Yeah, so I frequently simplify such backtraces even more, i.e.:

> + unchecked MSR access error: WRMSR to 0xd51 (tried to write 0x0000 000000000064) at rIP: 0xffffffffae059994 (native_write_msr())
> +
> + Call Trace:
> + mba_wrmsr()
> + update_domains()
> + rdtgroup_mkdir()

Note how the actual MSR contents and the attempted operation's parameters
are important, the actual hexadecimal offsets of the function call
backtrace are not. They are useful when trying to do fuzzy version
matching and in the occasional case when there's a question about which
exact call chain it is - but those are 0.01% cases really.
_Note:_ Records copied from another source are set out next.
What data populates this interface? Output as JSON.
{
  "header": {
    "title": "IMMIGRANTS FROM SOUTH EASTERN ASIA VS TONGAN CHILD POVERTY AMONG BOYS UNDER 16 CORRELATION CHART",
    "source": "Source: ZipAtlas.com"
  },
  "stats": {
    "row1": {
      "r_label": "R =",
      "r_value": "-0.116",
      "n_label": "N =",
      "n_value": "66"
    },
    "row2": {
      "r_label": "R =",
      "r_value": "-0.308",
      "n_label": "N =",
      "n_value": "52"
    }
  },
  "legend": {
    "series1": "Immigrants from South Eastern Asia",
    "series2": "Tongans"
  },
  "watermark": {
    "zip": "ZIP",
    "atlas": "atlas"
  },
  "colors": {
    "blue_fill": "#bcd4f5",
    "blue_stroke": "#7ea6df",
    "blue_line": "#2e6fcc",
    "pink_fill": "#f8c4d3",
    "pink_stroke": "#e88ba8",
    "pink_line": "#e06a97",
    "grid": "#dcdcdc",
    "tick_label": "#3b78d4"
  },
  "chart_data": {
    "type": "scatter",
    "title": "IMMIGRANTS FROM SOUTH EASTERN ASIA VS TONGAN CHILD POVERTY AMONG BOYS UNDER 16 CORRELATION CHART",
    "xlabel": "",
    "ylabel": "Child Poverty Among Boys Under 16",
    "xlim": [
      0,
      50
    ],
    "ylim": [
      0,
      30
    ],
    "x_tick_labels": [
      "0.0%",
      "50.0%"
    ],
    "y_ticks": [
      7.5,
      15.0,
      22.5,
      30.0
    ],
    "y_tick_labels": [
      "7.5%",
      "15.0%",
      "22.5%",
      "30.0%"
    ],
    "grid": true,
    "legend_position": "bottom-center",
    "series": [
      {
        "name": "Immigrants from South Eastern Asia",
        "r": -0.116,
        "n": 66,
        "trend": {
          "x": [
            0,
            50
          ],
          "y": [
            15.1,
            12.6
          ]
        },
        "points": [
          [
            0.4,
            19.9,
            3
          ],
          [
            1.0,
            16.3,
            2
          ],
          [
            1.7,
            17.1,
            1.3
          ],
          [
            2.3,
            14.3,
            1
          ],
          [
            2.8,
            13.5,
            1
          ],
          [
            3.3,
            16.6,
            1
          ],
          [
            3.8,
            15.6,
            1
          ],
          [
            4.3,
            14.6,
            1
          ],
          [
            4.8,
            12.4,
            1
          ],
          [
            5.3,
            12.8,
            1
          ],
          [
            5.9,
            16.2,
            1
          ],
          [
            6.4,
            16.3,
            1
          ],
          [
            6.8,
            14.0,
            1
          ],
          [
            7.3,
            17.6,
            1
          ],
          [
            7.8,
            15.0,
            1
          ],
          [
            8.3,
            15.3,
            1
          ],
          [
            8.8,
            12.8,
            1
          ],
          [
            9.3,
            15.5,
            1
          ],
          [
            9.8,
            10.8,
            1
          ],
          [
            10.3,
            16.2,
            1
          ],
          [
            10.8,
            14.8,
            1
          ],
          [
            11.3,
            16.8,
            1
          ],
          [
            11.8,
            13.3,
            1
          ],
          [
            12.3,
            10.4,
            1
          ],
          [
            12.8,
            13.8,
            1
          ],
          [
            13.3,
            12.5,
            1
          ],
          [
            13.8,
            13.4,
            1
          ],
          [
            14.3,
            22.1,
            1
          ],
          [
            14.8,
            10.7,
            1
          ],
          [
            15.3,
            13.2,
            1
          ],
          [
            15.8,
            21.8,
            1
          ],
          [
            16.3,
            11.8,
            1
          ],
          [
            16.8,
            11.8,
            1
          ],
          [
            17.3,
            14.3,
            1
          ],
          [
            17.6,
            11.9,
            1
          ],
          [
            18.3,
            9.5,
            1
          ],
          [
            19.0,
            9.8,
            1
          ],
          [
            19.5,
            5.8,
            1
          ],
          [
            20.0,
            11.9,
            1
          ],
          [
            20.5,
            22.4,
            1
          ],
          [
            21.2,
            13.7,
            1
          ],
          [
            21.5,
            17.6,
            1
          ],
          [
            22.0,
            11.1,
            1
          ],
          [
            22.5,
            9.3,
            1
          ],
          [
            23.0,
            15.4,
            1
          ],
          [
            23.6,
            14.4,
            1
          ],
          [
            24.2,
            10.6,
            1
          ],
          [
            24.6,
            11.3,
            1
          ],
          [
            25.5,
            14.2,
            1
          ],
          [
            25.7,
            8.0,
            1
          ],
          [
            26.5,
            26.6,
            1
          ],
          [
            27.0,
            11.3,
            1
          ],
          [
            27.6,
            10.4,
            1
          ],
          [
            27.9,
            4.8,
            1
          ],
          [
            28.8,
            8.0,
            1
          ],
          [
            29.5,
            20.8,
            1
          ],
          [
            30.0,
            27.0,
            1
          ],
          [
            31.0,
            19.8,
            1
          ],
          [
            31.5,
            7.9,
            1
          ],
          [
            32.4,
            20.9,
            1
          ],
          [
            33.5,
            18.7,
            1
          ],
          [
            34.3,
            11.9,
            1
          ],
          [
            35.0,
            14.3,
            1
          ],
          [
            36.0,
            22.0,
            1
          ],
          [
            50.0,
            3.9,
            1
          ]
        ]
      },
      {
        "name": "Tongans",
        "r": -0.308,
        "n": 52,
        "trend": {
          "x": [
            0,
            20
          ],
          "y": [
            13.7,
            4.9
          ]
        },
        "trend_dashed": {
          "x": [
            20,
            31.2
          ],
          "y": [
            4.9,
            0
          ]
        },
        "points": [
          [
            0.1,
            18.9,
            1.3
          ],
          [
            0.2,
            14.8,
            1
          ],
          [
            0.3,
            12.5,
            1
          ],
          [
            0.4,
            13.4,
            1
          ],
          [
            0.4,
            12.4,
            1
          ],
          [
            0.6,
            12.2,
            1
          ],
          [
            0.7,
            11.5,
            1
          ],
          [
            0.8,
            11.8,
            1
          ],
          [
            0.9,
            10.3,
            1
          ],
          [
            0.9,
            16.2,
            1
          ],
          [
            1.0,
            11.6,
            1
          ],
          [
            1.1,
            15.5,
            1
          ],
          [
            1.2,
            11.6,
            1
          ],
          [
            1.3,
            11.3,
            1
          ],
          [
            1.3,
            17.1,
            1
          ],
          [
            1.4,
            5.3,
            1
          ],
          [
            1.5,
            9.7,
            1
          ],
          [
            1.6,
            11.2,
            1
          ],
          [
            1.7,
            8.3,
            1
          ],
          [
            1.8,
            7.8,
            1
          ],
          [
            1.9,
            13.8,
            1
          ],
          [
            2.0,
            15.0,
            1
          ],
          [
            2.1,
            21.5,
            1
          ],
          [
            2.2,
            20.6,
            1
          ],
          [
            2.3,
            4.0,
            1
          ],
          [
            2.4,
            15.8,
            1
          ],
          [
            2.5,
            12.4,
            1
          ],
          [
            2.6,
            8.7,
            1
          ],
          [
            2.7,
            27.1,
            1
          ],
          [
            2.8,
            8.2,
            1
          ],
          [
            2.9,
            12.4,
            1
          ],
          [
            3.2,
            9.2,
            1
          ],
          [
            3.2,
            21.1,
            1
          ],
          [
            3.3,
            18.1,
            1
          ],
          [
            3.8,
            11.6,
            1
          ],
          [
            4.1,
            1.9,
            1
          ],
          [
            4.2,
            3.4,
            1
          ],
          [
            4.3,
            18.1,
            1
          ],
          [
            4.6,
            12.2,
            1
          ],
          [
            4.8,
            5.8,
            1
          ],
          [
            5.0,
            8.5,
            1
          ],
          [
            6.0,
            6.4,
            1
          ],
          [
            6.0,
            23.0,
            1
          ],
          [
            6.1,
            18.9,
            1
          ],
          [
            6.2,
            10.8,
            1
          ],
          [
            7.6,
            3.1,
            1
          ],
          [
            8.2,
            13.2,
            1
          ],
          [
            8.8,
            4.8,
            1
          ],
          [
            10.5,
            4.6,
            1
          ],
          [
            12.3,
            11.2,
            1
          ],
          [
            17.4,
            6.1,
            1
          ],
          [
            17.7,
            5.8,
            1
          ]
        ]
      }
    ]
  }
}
See for example this recent commit:

commit e4a02ed2aaf447fa849e3254bfdb3b9b01e1e520 (origin/locking-urgent-for-linus, locking-urgent-for-linus)
Author: Guenter Roeck <linux@xxxxxxxxxxxx>
Date: Tue Oct 2 14:48:49 2018 -0700

locking/ww_mutex: Fix runtime warning in the WW mutex selftest

If CONFIG_WW_MUTEX_SELFTEST=y is enabled, booting an image
in an arm64 virtual machine results in the following
traceback if 8 CPUs are enabled:

DEBUG_LOCKS_WARN_ON(__owner_task(owner) != current)
WARNING: CPU: 2 PID: 537 at kernel/locking/mutex.c:1033 __mutex_unlock_slowpath+0x1a8/0x2e0
...
Call trace:
__mutex_unlock_slowpath()
ww_mutex_unlock()
test_cycle_work()
process_one_work()
worker_thread()
kthread()
ret_from_fork()

If requesting b_mutex fails with -EDEADLK, the error variable
is reassigned to the return value from calling ww_mutex_lock
on a_mutex again. If this call fails, a_mutex is not locked.
It is, however, unconditionally unlocked subsequently, causing
the reported warning. Fix the problem by using two error variables.

With this change, the selftest still fails as follows:

cyclic deadlock not resolved, ret[7/8] = -35

However, the traceback is gone.

The C-style writing of the backtrace is more readable than listing the
offsets.

Thanks,

Ingo